Friday, May 14, 2004

I hear & read about all these articles on why we need to change the game of baseball just because teams won't pitch to Barry Bonds. Frankly, I am tired of the whining. If Barry Bonds wants to see some pitches to hit, he only needs to turn in one direction...the management of the San Francisco Giants. Teams know they can score on the weak pitching staff the Giants have put together. They also know the only way the Giants can out score them is if they let Barry Bonds beat them. You see, the Giants don't have any hitters around Barry Bonds for teams to be afraid of. Jeff Kent, the only player the Giants had who had some pop in his bat, is off doing his thing in Houston.

Teams decided early in April to go ahead and pitch to Bonds & they got burned. He hit over .400 and smashed some tape measure drives into McCovey Cove. Teams in May decided, "why are we being so stupid" and pitched to everyone else except Bonds. Does it come back to bite them? Sure, every once in a while you'll here of the game where Bonds walked three times and scored two or all three of those times. But more often than not it works. Through May 12th, the No. 5 hitters for the Giants were hitting .192 (5 for 26, with one walk) this year following Bonds' intentional walks. And Bonds has scored after only seven of his 27 intentional walks….about once every four times he gets the intentional free pass.

That brings us back to the original point, "do we need to change the rules" as Jason Stark suggests in his article posted at ESPN.com? Of course not. Did we change the rules in basketball because Shaq can’t shoot free throws (can anyone say Hack-A-Shaq)? Did we change the rules in football because coaches decided to double team Jevon Kearse so he can’t get all those sacks? No. The Key is to surround the great players with enough good players so that you make them pay for doing things like this. If Bonds was batting 4th with Jeff Kent 3rd and Carlos Delgado 5th you think teams would be so eager to put him on base?

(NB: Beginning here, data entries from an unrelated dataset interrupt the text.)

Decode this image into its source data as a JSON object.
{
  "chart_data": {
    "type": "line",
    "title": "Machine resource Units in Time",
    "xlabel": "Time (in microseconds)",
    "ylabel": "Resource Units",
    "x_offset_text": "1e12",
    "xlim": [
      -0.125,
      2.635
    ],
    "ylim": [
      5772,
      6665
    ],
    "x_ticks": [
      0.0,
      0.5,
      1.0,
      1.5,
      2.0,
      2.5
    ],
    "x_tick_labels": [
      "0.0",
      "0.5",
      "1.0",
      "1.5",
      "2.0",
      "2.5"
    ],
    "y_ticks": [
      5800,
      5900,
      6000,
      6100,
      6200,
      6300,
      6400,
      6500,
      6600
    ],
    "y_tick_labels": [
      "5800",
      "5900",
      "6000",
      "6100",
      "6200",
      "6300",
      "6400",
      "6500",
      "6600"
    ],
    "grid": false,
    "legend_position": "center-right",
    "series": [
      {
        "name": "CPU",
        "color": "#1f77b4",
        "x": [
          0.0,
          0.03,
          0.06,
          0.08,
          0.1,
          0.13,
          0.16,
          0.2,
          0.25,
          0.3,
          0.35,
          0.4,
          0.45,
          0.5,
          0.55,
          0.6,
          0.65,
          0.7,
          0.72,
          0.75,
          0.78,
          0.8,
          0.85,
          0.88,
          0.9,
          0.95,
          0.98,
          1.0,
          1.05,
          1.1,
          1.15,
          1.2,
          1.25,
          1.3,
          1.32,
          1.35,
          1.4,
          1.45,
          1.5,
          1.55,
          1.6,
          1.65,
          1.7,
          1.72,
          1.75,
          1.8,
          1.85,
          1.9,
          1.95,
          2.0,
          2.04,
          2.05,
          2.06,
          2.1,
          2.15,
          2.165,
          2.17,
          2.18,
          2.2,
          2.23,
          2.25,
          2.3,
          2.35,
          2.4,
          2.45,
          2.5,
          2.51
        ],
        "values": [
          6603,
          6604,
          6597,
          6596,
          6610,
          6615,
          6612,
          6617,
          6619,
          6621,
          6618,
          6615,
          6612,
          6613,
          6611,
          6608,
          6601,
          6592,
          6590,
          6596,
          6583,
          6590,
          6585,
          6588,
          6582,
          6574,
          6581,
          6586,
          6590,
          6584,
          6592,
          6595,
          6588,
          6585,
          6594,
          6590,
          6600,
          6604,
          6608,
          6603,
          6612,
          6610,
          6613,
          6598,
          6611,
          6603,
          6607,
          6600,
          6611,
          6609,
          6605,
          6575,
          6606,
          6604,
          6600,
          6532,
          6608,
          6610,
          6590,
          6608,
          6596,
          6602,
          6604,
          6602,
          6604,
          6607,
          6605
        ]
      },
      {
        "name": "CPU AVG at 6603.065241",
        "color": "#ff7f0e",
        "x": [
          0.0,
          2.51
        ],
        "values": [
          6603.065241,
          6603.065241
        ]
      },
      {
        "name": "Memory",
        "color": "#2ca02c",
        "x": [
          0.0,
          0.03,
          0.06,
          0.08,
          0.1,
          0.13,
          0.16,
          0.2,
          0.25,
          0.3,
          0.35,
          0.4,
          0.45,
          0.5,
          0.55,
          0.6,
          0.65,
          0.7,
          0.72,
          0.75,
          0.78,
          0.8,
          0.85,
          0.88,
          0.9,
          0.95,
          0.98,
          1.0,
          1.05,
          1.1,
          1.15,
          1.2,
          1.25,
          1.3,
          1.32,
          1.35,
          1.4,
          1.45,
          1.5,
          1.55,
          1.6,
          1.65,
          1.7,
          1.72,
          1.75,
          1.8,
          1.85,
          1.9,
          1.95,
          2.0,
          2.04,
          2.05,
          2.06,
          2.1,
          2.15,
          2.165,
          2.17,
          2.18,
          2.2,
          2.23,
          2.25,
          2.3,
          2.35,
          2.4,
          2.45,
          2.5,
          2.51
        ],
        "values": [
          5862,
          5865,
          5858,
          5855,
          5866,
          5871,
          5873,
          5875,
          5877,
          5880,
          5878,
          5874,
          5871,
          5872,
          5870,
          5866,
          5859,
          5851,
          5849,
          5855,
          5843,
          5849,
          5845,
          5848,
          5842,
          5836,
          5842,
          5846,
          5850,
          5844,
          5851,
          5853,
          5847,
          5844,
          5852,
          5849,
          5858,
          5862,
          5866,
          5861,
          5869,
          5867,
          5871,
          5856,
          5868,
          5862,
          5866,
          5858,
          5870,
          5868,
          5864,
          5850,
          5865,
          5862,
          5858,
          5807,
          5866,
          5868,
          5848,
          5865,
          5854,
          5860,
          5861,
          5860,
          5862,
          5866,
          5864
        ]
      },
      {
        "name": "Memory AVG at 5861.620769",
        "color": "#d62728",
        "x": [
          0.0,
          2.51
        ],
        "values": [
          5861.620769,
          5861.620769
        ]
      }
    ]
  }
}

What it boils down to is this…Don’t do something radical to the game just because one individual stands out (think Kareem Abdul-Jabbar and the ban of dunking in his college days). If the Giants don’t win this year I don’t want to hear the crying from the fans in the Bay Area…there’s enough whine in NorCal already. If the Giants had a few more hitters to protect Bonds OR they had a top pitching staff where teams would be afraid to put runners on base, this wouldn’t even be an issue.

In the Article by Stark, Sandy Alderson of the A’s says, “"If we're talking Hack A Shaq you have to think about it this way: Is it better for the game for Shaq to be as dominant as he can -- and should you change the rules to make that more likely? Or should it be survival of the fittest, and clubs have to be creative in finding a better way to attack Shaq? The way it stands now, his responsibility is to become a better free-throw shooter. That would stop it.

"And the way it stands now, the best solution with Bonds is just to find a better guy to hit behind him. And not just in the fifth spot, but in the fifth and sixth spot. That's how you make teams pitch to him. You don't have to change the rules."

I couldn’t have said it better myself.